Second Opinion Magazine
Meet Your Yogini
I asked a girlfriend of mine today during a Skype date if she’d describe me and my teaching in six words or less. I heard her speak: intentional, intelligent, outside-the-box, creative, and kind. She acknowledged her first yoga class had been power yoga; it opened the door for her to this practice. She talked about how her practice has matured over the past few years: learning to honor her energy and body’s wisdom to follow a practice that fits her needs each day. Our friendship blossoms as we celebrate our unique, and very different, strengths. She loves spreadsheets, I crave spontaneous adventure. I like wearing multiple patterns or brown, black, and navy together; she prefers matching sets. Yet we get good belly laughs and satisfaction in our souls when we connect. She brings balance to my world—and stood by my side this year as I married Jason overlooking the vast, sacred space we call Lake Superior.

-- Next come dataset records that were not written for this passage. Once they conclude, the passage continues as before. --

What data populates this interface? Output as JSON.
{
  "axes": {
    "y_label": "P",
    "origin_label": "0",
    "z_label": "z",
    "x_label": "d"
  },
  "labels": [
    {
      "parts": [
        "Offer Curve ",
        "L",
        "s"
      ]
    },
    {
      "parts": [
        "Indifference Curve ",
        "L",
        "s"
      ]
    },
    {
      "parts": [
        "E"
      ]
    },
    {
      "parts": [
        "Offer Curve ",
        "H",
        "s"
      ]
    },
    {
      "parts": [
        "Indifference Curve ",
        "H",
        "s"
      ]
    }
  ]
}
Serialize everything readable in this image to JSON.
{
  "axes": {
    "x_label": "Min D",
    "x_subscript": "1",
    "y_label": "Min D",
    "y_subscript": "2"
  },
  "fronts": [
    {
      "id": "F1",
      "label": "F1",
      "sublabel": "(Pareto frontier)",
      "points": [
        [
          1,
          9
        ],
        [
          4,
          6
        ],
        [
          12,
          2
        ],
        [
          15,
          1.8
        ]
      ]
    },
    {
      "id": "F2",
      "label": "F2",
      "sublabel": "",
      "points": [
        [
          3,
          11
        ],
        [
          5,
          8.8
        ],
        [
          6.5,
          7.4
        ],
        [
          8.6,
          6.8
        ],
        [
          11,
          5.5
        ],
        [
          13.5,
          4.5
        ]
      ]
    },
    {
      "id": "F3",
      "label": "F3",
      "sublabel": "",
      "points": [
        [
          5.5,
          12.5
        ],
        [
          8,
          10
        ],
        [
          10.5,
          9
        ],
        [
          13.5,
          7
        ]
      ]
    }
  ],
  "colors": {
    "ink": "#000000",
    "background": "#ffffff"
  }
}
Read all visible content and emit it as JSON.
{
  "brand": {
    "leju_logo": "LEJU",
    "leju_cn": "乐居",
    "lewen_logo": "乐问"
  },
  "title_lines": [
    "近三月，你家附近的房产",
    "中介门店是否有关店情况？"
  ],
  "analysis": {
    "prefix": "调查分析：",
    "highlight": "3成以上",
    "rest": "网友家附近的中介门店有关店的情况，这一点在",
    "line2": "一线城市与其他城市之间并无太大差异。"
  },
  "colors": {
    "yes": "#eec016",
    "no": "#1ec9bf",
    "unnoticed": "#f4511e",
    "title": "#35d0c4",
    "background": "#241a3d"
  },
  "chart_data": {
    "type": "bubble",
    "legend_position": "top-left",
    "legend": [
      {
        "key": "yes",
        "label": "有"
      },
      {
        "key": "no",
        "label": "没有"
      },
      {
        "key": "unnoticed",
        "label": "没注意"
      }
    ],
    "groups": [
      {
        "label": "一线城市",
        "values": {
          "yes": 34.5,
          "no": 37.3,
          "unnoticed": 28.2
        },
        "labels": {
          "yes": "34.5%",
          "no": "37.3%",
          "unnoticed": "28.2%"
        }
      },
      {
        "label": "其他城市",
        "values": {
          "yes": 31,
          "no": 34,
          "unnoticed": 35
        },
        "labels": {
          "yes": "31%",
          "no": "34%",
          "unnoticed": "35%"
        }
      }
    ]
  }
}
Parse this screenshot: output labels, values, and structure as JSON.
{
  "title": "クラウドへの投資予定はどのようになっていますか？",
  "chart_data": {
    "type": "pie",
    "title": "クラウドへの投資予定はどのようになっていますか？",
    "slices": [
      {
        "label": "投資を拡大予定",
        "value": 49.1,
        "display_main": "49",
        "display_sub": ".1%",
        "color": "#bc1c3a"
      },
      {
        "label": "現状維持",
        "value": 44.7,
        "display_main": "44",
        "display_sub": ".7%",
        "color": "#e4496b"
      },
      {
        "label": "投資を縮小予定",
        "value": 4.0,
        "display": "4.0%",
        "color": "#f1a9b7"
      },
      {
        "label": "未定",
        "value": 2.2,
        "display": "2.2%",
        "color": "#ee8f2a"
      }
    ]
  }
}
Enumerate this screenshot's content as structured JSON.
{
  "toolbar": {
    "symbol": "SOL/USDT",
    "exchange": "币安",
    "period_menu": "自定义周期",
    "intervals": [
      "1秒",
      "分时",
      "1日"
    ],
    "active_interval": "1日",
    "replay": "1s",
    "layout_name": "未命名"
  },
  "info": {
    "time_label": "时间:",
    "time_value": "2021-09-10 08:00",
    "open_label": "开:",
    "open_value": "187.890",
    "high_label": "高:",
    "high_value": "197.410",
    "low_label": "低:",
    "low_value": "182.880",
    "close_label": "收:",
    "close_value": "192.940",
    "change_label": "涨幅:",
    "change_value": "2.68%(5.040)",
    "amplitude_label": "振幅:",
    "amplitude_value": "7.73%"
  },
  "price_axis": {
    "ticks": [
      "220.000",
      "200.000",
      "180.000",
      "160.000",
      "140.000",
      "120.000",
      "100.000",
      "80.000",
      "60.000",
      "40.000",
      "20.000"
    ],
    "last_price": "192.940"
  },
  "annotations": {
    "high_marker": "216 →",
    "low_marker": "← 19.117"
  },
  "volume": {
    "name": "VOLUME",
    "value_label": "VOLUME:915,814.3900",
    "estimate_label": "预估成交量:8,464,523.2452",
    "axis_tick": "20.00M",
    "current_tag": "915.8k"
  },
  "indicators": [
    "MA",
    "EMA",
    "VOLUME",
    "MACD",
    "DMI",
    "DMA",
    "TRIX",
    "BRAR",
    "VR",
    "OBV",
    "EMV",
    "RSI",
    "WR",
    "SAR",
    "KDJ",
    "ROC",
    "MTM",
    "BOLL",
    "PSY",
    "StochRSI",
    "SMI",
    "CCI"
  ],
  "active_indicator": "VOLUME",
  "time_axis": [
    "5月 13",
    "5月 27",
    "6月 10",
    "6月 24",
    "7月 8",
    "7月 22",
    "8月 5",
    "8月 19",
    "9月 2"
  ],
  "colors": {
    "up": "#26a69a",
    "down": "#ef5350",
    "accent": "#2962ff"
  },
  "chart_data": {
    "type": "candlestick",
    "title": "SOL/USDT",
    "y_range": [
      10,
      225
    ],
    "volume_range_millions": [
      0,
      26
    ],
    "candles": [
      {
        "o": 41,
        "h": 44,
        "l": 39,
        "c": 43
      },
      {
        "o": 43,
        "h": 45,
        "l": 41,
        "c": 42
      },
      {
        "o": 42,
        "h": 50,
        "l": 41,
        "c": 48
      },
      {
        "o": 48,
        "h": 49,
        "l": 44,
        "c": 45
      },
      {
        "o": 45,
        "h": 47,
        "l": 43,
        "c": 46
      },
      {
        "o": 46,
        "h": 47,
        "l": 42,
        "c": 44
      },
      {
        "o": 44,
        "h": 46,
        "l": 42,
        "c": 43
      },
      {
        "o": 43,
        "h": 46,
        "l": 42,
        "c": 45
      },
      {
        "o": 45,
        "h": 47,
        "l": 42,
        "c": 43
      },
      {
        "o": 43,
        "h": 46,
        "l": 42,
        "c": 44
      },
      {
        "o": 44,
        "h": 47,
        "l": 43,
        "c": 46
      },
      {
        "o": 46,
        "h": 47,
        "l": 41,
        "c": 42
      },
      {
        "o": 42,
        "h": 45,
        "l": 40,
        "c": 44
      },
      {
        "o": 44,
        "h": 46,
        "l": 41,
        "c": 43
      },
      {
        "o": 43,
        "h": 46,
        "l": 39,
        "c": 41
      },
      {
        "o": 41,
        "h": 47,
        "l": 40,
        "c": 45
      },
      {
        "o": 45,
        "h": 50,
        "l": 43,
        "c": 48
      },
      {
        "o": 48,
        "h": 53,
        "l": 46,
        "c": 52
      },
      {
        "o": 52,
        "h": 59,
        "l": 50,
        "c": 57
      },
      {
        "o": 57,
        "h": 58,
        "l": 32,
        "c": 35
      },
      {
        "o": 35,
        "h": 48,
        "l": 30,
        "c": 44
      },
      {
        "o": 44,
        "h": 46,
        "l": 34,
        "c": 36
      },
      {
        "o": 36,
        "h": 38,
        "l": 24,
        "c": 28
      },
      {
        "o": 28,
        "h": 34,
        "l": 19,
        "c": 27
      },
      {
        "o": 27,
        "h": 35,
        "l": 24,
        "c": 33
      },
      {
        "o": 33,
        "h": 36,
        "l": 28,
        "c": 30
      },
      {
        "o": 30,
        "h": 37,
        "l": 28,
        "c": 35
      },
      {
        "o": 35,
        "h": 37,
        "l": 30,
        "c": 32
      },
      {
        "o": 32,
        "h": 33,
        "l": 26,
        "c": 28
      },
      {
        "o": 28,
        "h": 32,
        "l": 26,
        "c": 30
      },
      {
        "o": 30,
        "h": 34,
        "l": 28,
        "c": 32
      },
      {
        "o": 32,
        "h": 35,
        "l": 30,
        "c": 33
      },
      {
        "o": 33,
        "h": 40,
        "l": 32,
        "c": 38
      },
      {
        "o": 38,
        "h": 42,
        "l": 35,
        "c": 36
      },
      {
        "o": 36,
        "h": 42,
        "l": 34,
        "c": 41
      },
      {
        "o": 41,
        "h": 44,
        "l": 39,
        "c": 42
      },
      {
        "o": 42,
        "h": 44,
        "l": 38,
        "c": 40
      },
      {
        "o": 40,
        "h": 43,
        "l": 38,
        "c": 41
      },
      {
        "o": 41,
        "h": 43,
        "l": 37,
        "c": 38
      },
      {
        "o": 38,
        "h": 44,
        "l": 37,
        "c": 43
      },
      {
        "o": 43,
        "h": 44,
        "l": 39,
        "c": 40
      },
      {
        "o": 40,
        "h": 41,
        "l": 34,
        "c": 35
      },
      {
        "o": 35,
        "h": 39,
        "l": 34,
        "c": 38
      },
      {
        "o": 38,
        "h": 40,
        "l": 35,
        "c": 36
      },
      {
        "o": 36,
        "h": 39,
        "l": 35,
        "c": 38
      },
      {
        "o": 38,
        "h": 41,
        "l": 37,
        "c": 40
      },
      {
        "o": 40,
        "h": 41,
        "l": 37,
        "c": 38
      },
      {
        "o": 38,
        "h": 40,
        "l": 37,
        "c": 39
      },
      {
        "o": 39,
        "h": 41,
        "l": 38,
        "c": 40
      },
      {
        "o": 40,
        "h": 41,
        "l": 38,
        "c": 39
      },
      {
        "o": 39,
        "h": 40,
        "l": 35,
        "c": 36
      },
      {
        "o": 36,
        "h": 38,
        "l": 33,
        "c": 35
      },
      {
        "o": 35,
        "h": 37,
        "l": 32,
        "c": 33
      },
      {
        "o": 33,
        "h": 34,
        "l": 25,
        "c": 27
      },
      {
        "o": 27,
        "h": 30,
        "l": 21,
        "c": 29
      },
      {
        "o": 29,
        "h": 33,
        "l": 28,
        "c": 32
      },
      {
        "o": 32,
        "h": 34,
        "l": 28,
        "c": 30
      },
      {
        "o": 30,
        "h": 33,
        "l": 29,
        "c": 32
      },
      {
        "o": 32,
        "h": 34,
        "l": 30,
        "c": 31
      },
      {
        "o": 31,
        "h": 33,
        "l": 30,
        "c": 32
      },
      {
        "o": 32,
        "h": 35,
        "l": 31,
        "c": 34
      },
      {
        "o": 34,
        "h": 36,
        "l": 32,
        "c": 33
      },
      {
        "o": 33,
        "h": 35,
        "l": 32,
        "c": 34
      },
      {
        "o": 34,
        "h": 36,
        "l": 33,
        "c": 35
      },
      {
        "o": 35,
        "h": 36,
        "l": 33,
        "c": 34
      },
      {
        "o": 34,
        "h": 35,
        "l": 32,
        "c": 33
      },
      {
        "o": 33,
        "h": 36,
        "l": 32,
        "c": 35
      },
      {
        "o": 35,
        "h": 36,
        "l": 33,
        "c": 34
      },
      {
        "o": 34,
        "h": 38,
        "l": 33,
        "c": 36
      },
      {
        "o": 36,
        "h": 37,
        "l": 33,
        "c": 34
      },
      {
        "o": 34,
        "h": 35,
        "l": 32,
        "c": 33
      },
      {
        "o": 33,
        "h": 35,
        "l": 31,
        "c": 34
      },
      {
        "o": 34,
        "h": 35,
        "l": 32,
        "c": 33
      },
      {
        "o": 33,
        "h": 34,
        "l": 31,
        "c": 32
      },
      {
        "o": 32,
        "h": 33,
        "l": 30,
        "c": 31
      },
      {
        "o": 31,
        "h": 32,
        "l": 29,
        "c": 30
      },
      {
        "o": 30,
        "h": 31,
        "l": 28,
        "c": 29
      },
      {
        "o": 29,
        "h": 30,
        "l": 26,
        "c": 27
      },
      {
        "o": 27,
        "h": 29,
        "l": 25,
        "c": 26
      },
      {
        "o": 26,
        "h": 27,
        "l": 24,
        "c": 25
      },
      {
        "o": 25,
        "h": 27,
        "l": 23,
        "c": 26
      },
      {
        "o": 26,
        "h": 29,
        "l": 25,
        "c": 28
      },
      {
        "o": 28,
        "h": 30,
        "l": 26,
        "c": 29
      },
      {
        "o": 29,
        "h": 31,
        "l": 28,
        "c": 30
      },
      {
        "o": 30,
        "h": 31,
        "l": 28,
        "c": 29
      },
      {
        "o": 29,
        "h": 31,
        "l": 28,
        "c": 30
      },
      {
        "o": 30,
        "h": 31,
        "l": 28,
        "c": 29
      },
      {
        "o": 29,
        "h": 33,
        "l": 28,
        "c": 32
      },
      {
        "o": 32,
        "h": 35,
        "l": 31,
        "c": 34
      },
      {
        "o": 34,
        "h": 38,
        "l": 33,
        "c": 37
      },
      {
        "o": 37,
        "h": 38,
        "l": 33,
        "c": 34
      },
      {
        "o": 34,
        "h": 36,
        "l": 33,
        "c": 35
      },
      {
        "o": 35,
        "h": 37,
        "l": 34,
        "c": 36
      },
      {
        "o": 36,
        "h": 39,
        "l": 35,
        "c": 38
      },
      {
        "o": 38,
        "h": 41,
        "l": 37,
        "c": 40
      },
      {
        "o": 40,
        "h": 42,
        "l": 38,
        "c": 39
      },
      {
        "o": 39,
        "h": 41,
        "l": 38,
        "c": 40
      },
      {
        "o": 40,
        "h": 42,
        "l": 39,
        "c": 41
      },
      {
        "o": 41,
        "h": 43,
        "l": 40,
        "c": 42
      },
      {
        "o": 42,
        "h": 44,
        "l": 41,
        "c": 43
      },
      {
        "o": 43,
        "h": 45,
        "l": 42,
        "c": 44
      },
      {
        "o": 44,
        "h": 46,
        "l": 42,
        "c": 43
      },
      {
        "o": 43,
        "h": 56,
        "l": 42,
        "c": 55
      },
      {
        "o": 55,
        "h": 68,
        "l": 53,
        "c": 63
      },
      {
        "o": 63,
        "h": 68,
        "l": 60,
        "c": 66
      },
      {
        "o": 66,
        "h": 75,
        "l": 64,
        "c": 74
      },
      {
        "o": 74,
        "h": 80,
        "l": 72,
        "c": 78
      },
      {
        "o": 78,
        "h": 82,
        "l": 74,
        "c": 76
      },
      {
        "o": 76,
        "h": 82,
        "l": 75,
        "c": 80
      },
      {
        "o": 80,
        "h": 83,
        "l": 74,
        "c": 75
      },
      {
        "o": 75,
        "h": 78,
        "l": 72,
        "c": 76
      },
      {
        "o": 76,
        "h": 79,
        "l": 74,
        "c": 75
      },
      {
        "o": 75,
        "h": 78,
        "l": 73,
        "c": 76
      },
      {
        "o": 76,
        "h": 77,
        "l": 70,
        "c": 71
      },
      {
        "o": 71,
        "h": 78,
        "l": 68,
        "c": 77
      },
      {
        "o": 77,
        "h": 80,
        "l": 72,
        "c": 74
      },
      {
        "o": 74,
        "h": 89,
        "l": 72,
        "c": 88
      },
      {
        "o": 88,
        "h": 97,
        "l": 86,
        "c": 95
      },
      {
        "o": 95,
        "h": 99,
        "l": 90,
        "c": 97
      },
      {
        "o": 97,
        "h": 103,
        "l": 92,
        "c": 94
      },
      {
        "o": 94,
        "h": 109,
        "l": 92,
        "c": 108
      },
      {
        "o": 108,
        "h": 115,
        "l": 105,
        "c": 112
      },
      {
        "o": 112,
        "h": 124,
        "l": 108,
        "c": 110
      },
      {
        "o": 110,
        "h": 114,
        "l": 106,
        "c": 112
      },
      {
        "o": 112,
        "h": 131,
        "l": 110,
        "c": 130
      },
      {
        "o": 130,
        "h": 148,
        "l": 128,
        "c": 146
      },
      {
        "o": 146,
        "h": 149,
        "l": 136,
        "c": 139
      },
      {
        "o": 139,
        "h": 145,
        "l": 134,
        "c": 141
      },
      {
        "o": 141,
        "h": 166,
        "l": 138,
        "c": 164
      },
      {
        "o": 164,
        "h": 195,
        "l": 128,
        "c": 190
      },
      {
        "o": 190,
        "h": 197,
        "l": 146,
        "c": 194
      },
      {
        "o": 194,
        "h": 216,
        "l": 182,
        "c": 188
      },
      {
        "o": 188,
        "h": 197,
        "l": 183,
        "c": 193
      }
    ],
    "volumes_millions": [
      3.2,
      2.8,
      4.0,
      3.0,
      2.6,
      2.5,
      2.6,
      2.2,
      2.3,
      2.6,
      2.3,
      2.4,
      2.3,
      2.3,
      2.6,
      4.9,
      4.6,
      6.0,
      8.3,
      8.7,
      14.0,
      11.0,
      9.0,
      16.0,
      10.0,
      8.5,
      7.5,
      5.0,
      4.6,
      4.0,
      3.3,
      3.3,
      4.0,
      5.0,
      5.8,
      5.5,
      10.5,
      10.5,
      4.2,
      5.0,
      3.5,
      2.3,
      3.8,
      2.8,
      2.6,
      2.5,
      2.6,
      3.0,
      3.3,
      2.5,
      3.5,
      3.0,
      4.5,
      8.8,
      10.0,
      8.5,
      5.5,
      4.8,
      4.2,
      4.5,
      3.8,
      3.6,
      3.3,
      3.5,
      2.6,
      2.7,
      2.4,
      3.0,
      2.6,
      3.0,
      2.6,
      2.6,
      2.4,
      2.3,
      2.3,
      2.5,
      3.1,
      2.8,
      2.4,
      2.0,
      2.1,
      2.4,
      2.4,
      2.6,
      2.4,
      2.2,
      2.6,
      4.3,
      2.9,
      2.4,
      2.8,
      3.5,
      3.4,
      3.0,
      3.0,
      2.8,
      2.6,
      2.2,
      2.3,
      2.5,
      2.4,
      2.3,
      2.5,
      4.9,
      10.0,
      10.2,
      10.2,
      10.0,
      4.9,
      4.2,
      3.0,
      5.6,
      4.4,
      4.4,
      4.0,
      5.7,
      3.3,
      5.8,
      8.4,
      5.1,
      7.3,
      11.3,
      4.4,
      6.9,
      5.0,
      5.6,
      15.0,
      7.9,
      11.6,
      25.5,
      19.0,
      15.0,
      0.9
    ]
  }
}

I often hear Scott Anderson talk about Yoga as the unification of opposites. Through awareness and the gift of time, I’m learning and witnessing the moments of effortless balance between extremes, the middle path, union, the sweet connection of all things. Yoga practice, trail running, meditation, cooking, working out, relationships and love and change: these are all my teachers. Life is my practice. I feel as though my life is my business is my practice is my livelihood, all connected, intertwined. I wouldn’t have it any other way. I feel honored to guide people toward their birthrights of health, vitality, and happiness. I am blessed to guide others into more skillful awareness and action in their lives.
I danced in high school and had always been active (some might claim hyper-active) and motivated to move my body. I completed a BA in dance at UW–Stevens Point and knew since 2000 that I wanted to bring movement to the masses through teaching. When I started my business in 2007, I felt like I had come home. I love being an entrepreneur.
In some ways, yoga firmly found me. I had been referred by a colleague to take on a regular gig teaching yoga at Luther Hospital (now Mayo) in 2007 and thought to myself, “Well, I must practice and look into training.” I met with Sandra Helpsmeet in my baby-stages of developing a formal asana practice, and I remember her patience, always waiting for me to direct the experience. She introduced me to my now-mentor-and-friend, Donna Farhi. With decisiveness and a feeling of divine appointment, I went to New Zealand to train with Donna Farhi in January 2010, and have assisted her in Seattle, Austin, and Albuquerque. I often claim I am not a yoga purist; it is one of many ways we can become attuned to our authentic self and one way to open the door to understanding our body. My other primary mentor is Eric Franklin, creator of The Franklin Method, who challenges me to bring science and art together in my teaching with greater simplicity. In December 2013, I celebrated my thirteenth year of teaching. Such. Abundant. Gratitude.
I want to know what you practice on a daily basis (and I’m talking about more than asanas, or yoga poses.) Teaching awareness and embodiment is my dharma, my purpose. Really, it’s about loving life. Donna Farhi explains that through yoga “we practice nothing more than becoming a human being. Learning to be a human being is a life-long process. We can ask ourselves [this question]: Who am I becoming through this practice?”
My future goals (with yoga) in six words or less?
Write! Explore India. Surrender ego. Love.